Given Claimant's leaving work early in the morning on a scheduled work day, and Employer's need to make a lot of deliveries that day, we agree with the Board that Employer's directive to return to work was reasonable under the circumstances. Simpson.
Further, Claimant never informed Supervisor or HR Manager that he was not feeling well on November 30, 2012. F.F. No. 28. The Board rejected as not credible Claimant's testimony that he informed Supervisor when he came in on November 30 that his stomach was in knots as a result of continued harassment from Coworker. See Bd. Op. at 4. Moreover, when Claimant talked to HR Manager on the phone, he did not provide a reason for not returning to work. N.T. at 29.
Given Claimant's conduct on November 30, we must conclude he failed to establish that his actions were either reasonable or justified under the circumstances. Where feasible, an employee must notify his employer of his reasons for refusing to comply with rules or directives, unless the reason for noncompliance is self-evident. Bortz v. Unemployment Comp. Bd. of Review, 464 A.2d 609 (Pa. Cmwlth. 1983). In light of Claimant's obligation to inform HR Manager of his reason for refusing to return to work as directed, Claimant's actions, including his failure to explain why he could not return to work, vitiate any good cause for noncompliance with Employer's directive to return to work. Klapec Trucking Co. v. Unemployment Comp. Bd. of Review, 503 A.2d 1122 (Pa. Cmwlth. 1986).
Claimant also contends the record does not support Finding of Fact No. 9, that he never informed Supervisor that Coworker harassed him. To the contrary, Supervisor testified that although he was aware that Claimant and Coworker could not get along, Claimant never stated that Coworker actually harassed him. N.T at 19.
Supervisor further testified that he believed the issues between Claimant and Coworker were an internal problem best handled by the roofing department. F.F. No. 10; N.T. at 2223. However, Supervisor told Claimant he could always talk to Owner. N.T. at 23. Claimant testified he did talk to Owner and that there were no problems for a couple of weeks. N.T. at 44, 54. Finally, Supervisor also testified that he believed the problems between Claimant and Coworker were "petty." F.F. No. 11; N.T. at 23.

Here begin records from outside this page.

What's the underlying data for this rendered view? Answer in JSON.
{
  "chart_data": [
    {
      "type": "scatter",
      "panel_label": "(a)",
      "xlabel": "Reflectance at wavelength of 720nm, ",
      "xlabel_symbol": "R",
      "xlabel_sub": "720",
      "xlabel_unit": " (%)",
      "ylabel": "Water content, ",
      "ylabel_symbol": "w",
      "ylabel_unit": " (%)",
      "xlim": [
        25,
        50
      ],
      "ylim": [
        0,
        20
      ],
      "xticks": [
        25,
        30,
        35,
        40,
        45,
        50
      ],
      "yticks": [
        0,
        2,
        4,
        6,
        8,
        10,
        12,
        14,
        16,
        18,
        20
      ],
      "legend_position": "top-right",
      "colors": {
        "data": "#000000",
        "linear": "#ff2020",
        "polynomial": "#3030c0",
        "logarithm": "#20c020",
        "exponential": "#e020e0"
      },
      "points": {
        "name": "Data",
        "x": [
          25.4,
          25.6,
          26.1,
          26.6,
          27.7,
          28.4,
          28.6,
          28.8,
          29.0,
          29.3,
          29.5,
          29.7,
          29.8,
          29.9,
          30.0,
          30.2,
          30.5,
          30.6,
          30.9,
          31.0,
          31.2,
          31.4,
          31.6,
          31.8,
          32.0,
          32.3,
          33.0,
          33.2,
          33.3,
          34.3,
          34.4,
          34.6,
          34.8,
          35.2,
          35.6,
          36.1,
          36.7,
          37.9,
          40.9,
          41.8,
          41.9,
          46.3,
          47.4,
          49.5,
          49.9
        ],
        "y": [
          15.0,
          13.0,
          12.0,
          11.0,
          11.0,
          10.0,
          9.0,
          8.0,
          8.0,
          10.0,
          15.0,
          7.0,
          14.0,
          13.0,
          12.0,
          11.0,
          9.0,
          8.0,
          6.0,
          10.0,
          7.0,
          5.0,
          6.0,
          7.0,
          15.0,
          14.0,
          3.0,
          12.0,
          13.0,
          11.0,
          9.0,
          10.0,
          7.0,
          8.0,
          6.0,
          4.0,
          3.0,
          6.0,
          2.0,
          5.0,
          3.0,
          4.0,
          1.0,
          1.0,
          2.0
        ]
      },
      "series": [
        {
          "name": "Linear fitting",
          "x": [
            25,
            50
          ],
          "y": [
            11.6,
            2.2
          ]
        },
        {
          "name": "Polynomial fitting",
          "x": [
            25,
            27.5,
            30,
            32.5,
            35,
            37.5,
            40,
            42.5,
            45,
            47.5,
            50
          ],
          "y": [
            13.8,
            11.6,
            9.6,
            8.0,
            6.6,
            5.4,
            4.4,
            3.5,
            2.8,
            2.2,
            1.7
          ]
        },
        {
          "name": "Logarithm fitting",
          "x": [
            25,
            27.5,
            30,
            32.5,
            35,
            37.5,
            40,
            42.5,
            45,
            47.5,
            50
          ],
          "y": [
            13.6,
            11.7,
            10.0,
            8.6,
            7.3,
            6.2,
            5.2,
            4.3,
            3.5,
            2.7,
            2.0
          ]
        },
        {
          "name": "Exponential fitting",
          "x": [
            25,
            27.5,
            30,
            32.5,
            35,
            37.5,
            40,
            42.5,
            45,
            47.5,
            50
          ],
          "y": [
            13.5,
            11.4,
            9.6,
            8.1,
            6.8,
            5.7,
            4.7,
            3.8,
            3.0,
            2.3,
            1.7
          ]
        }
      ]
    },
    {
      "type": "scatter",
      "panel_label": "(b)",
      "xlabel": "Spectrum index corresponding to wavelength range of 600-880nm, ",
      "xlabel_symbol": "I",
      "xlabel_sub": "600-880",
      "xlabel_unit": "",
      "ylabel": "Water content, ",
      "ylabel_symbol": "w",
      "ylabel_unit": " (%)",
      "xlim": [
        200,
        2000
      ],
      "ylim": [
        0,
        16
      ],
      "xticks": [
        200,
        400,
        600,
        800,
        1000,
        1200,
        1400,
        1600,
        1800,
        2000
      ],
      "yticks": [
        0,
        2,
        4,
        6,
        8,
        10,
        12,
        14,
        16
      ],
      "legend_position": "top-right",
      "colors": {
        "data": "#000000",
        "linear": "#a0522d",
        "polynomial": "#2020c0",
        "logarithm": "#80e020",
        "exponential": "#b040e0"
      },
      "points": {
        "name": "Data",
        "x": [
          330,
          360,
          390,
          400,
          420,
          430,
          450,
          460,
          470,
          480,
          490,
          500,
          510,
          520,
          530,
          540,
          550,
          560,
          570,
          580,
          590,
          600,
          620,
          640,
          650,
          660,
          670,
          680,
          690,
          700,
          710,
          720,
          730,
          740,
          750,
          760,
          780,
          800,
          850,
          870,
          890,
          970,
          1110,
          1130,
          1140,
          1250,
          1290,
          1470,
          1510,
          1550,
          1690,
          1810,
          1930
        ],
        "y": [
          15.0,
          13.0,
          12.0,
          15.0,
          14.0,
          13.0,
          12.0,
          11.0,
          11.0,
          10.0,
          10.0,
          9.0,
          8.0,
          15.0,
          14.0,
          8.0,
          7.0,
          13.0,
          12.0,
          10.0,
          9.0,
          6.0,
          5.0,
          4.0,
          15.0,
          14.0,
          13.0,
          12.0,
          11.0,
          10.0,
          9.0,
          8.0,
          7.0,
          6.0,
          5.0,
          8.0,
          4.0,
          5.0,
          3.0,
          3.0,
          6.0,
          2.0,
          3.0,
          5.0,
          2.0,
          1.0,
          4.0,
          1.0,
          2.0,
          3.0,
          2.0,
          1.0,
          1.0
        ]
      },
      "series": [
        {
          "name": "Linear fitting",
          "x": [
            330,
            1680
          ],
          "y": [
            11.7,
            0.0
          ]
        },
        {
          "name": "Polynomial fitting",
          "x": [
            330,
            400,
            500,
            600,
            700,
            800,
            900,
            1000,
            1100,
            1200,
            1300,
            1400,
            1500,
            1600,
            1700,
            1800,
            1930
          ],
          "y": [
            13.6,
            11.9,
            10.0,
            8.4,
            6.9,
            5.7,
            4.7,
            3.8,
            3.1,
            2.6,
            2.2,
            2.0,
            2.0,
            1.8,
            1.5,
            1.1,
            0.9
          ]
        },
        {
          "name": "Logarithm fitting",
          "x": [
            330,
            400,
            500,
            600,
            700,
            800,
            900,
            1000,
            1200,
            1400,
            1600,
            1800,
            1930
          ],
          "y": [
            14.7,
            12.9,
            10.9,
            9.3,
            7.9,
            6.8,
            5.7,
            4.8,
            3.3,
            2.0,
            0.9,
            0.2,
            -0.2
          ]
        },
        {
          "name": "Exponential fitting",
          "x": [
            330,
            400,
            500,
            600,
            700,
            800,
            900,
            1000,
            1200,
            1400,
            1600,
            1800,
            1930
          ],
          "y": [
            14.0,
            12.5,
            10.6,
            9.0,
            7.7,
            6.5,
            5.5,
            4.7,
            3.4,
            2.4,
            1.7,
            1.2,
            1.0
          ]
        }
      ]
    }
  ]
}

Claimant argues that Findings of Fact No. 911 serve as a roadblock to any discussion of whether Employer's inaction contributed to Claimant's separation. We disagree. The Board noted Claimant and Coworker did not get along and that Owner was aware of this problem. Nevertheless, Claimant left work on November 30, 2012 without providing a reason to either Supervisor or HR Manager. More importantly, Claimant refused HR Manager's directive to return to work, without providing a reason, thereby depriving Employer of an opportunity to remedy the situation. As such, Claimant's unreasonable conduct vitiated any good cause for noncompliance with Employer's directive that he return to work. Klapec Trucking Co. v. Unemployment Comp. Bd. of Review, 503 A.2d 1122 (Pa. Cmwlth. 1986).
For the above reasons, we discern no error or abuse of discretion in the Board's order holding Claimant ineligible for benefits under Section 402(e) of the Law. Accordingly, we affirm.
/s/_________
ROBERT SIMPSON, Judge ORDER
AND NOW, this 11th day of February, 2014, for the reasons stated in the foregoing opinion, the order of the Unemployment Compensation Board of Review is AFFIRMED.